In spite of appearances, and in spite of the fact that I love my neighborhood for the escape from anxiety-riddled downtown that it provides, I know I don't belong. I am a gentrifier. I am one of the people living in a completely renovated, more-expensive unit in an apartment building filled with mostly older, rent-controlled units.

I frequently find myself wondering about my place in my neighborhood, and about gentrification generally. I understand the arguments in favor of gentrification: better grocers, more attention from the city, greater safety, better schools, etc. But as Spike Lee recently pointed out, it should not take gentrification for these changes to happen. Gentrification does not mean discovery; as Spike put it, "People already live here." Although the rent prices in the rest of the city tell me that Harlem is where I belong, I can't help but wonder whether my presence adds to the problem of gentrification.

So what happens when a kid like me moves into an existing community like Harlem?
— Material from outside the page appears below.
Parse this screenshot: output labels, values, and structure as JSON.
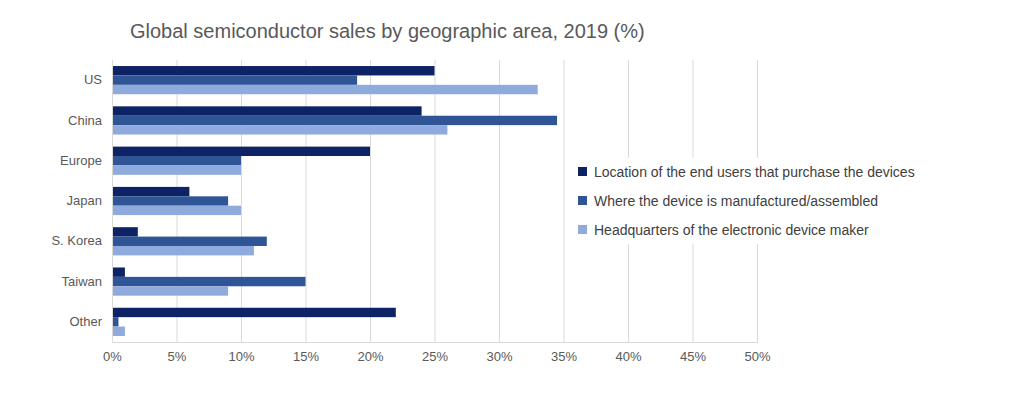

Granted, I do not come from wealth, and I live in Harlem first and foremost because it is where I can afford to live as a 24-year-old supporting myself. I have a salaried job because I graduated from a great university, and I'm lucky. That is the only reason I can afford my rent. If I ever fall and need to work as a waitress or bartender, I will have to move somewhere else. I can't shake my discomfort with the knowledge that when the rent-control period runs out, some of the people in my building will be forced out if they can't pay the rent I pay. I also see Columbia University creeping up higher and higher into Harlem with its Hamilton Heights expansion, and I know what that means for my neighborhood: even more change.

When I tell people back home in Texas, or even my friends in downtown Manhattan, that I live in Harlem, there is always an initial recoil and a kind of wide-eyed admiration. I know this stems solely from ignorance. (People living in New York City have told me they've "always wanted to go to Harlem," even though it is a 15-minute train ride away.) People fear what they don't know. Well, I know this neighborhood now, and while I'm still trying to find ways to integrate myself further, I already recognize the cultural, community, and humankind gold mine that is a neighborhood before gentrification. People say hello to each other. People know each other. They take pride in establishing businesses that have nothing to do with American chains and everything to do with their own culture. The thought of that being pushed out of Harlem, out of New York, terrifies me.
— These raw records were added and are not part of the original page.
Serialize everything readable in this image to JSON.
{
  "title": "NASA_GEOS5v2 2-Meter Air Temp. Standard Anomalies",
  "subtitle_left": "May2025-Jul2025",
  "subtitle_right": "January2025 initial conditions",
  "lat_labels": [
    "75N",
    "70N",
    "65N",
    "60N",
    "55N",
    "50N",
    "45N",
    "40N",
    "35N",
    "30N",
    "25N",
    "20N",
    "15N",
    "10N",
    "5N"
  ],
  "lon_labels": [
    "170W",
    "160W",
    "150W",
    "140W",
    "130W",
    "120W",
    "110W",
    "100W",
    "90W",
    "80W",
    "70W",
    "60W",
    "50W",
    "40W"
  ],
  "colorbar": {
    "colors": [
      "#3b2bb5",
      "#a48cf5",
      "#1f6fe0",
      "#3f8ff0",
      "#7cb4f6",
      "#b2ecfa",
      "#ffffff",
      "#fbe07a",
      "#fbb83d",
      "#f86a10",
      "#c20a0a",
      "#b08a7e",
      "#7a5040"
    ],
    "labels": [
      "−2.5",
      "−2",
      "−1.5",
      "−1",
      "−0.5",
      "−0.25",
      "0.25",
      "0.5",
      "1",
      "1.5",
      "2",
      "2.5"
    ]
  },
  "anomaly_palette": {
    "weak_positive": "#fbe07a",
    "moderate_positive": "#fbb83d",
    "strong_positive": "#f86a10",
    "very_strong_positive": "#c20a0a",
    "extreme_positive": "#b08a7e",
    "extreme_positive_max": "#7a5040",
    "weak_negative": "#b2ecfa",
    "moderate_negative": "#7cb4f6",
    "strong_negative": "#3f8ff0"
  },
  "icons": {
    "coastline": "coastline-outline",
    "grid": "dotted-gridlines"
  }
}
What is the benefit of gentrification? Nicer apartments? More money for big realty and business? That is not worth it to me. What is worth it, what has been worth it for me, is forcing gentrifiers to learn the skill of adaptation. When I first moved into the building, the (very good) opera singer I could hear across the way used to bother me, but now she lulls me to sleep. The sound of kids running back and forth in hallways at 10 p.m. used to drive me crazy (and I found myself questioning the parenting), but now it mostly makes me chuckle as I listen to the developing little humans living next door.
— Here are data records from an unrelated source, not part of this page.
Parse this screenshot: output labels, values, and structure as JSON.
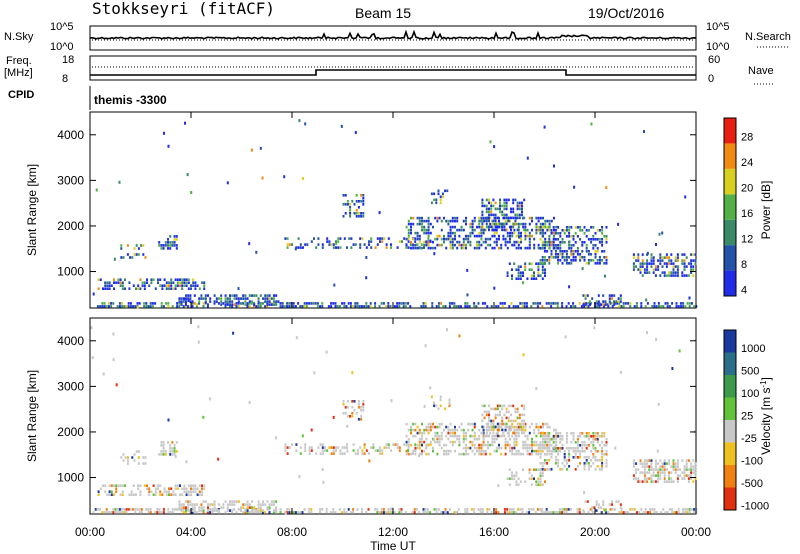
{
  "header": {
    "title": "Stokkseyri (fitACF)",
    "beam": "Beam 15",
    "date": "19/Oct/2016"
  },
  "top_panels": {
    "nsky_label": "N.Sky",
    "nsky_ticks": [
      "10^5",
      "10^0"
    ],
    "nsearch_label": "N.Search",
    "nsearch_ticks_right": [
      "10^5",
      "10^0"
    ],
    "freq_label": "Freq.",
    "freq_unit": "[MHz]",
    "freq_ticks": [
      "18",
      "8"
    ],
    "nave_label": "Nave",
    "nave_ticks": [
      "60",
      "0"
    ],
    "cpid_label": "CPID",
    "cpid_value": "themis -3300"
  },
  "chart_data": [
    {
      "type": "heatmap",
      "name": "power",
      "ylabel": "Slant Range [km]",
      "yticks": [
        "1000",
        "2000",
        "3000",
        "4000"
      ],
      "ylim": [
        200,
        4500
      ],
      "colorbar_label": "Power [dB]",
      "colorbar_ticks": [
        "4",
        "8",
        "12",
        "16",
        "20",
        "24",
        "28"
      ],
      "colorbar_colors": [
        "#1f2ee6",
        "#2452a8",
        "#3a8a68",
        "#53b046",
        "#d8d020",
        "#f08a10",
        "#e81e10"
      ]
    },
    {
      "type": "heatmap",
      "name": "velocity",
      "ylabel": "Slant Range [km]",
      "yticks": [
        "1000",
        "2000",
        "3000",
        "4000"
      ],
      "ylim": [
        200,
        4500
      ],
      "colorbar_label": "Velocity [m s^-1]",
      "colorbar_ticks": [
        "1000",
        "500",
        "100",
        "25",
        "-25",
        "-100",
        "-500",
        "-1000"
      ],
      "colorbar_colors": [
        "#1a3aa0",
        "#2a6e8a",
        "#3c9a4c",
        "#62c23a",
        "#c8c8c8",
        "#eec020",
        "#f08010",
        "#e03010"
      ]
    }
  ],
  "xaxis": {
    "label": "Time UT",
    "ticks": [
      "00:00",
      "04:00",
      "08:00",
      "12:00",
      "16:00",
      "20:00",
      "00:00"
    ]
  }
}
I think what is lost with gentrification is the opportunity for us to learn how to proceed with our new America. Our "melting pot" of a country has always been more of a tossed salad, with different groups staying separate from one another but in the same bowl. Why can't we learn to live with one another instead of in place of one another? Why does white people (or educated brown people) moving in have to mean current residents moving out? This is our chance to change. If wealthy individuals want to live in Fort Greene, how cool would it be for them to make friends with their neighbors living in housing projects across the street? If I live in Harlem, why can't more of my friends move up here without the dynamics of the community transforming completely?

I don't know all the answers here; in fact, I don't really know any. All I know is what I've learned from my place as a new member of a well-established community.